La chaleur revient, plus tôt et plus fort que prévu
Dès dimanche, les maximales pourraient atteindre 36 à 39 °C dans le Sud-Ouest, 38 °C dans la vallée du Rhône, et jusqu’à 40 °C localement. Le Nord et l’Ouest, pourtant habitués à des étés plus tempérés, devraient également dépasser les 34 à 36 °C.
Les nuits, elles, resteront étouffantes, avec des minimales qui ne descendront pas sous les 23 à 26 °C dans les grandes villes. Un cocktail propice à l’installation durable d’un épisode caniculaire.
Une saison 2026 déjà hors norme
Avec trois canicules avant la mi-juillet, ce sera du jamais-vu depuis le début des relevés modernes. La France a déjà connu deux vagues de chaleur intenses fin mai puis fin juin, dont la dernière a battu des records absolus dans plusieurs départements la semaine passée. Les sols sont secs, les nappes en tension, les forêts fragilisées.
Les services de santé, eux, tirent la sonnette d’alarme. Les passages aux urgences pour déshydratation, coups de chaleur et malaises ont augmenté de manière significative lors des précédents épisodes. Les personnes âgées, les nourrissons, les travailleurs en extérieur et les personnes souffrant de maladies chroniques restent les plus exposées.
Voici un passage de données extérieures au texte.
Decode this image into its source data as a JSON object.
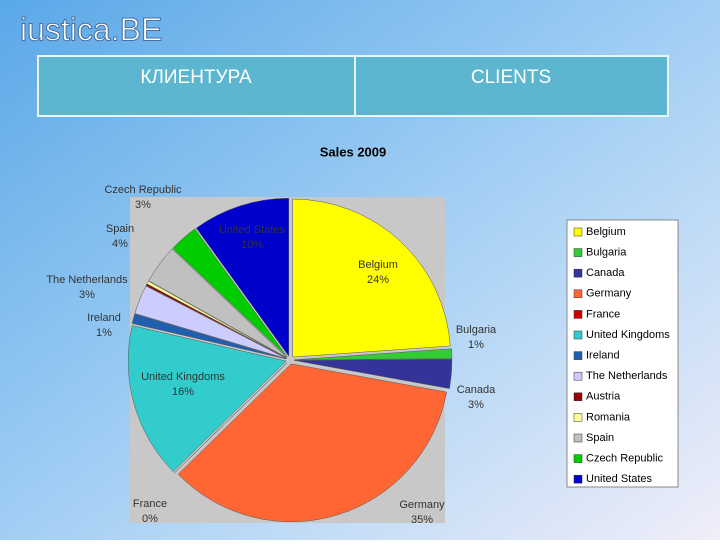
{
  "logo": "iustica.BE",
  "header": {
    "cells": [
      "КЛИЕНТУРА",
      "CLIENTS"
    ]
  },
  "chart_data": {
    "type": "pie",
    "title": "Sales 2009",
    "categories": [
      "Belgium",
      "Bulgaria",
      "Canada",
      "Germany",
      "France",
      "United Kingdoms",
      "Ireland",
      "The Netherlands",
      "Austria",
      "Romania",
      "Spain",
      "Czech Republic",
      "United States"
    ],
    "values": [
      24,
      1,
      3,
      35,
      0,
      16,
      1,
      3,
      0.2,
      0.3,
      4,
      3,
      10
    ],
    "value_labels": [
      "24%",
      "1%",
      "3%",
      "35%",
      "0%",
      "16%",
      "1%",
      "3%",
      null,
      null,
      "4%",
      "3%",
      "10%"
    ],
    "colors": [
      "#ffff00",
      "#33cc33",
      "#333399",
      "#ff6633",
      "#cc0000",
      "#33cccc",
      "#1f5fb0",
      "#ccccff",
      "#990000",
      "#ffff99",
      "#c0c0c0",
      "#00cc00",
      "#0000cc"
    ],
    "legend": "right"
  }
}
Bref, cette troisième vague pourrait accentuer les tensions déjà observées.
Jusqu’où ira l’été 2026 ?
Alors que juillet n’a pas encore commencé, la saison estivale semble donc déjà lancée sur une trajectoire extrême. Les modèles à moyen terme n’excluent pas d’autres épisodes caniculaires en juillet ou en août. Une perspective qui oblige à repenser l’organisation du pays, de la santé publique à l’urbanisme, en passant par l’agriculture.
La troisième canicule de la saison n’est peut-être qu’un avertissement supplémentaire : la France doit désormais apprendre à vivre dans la chaleur.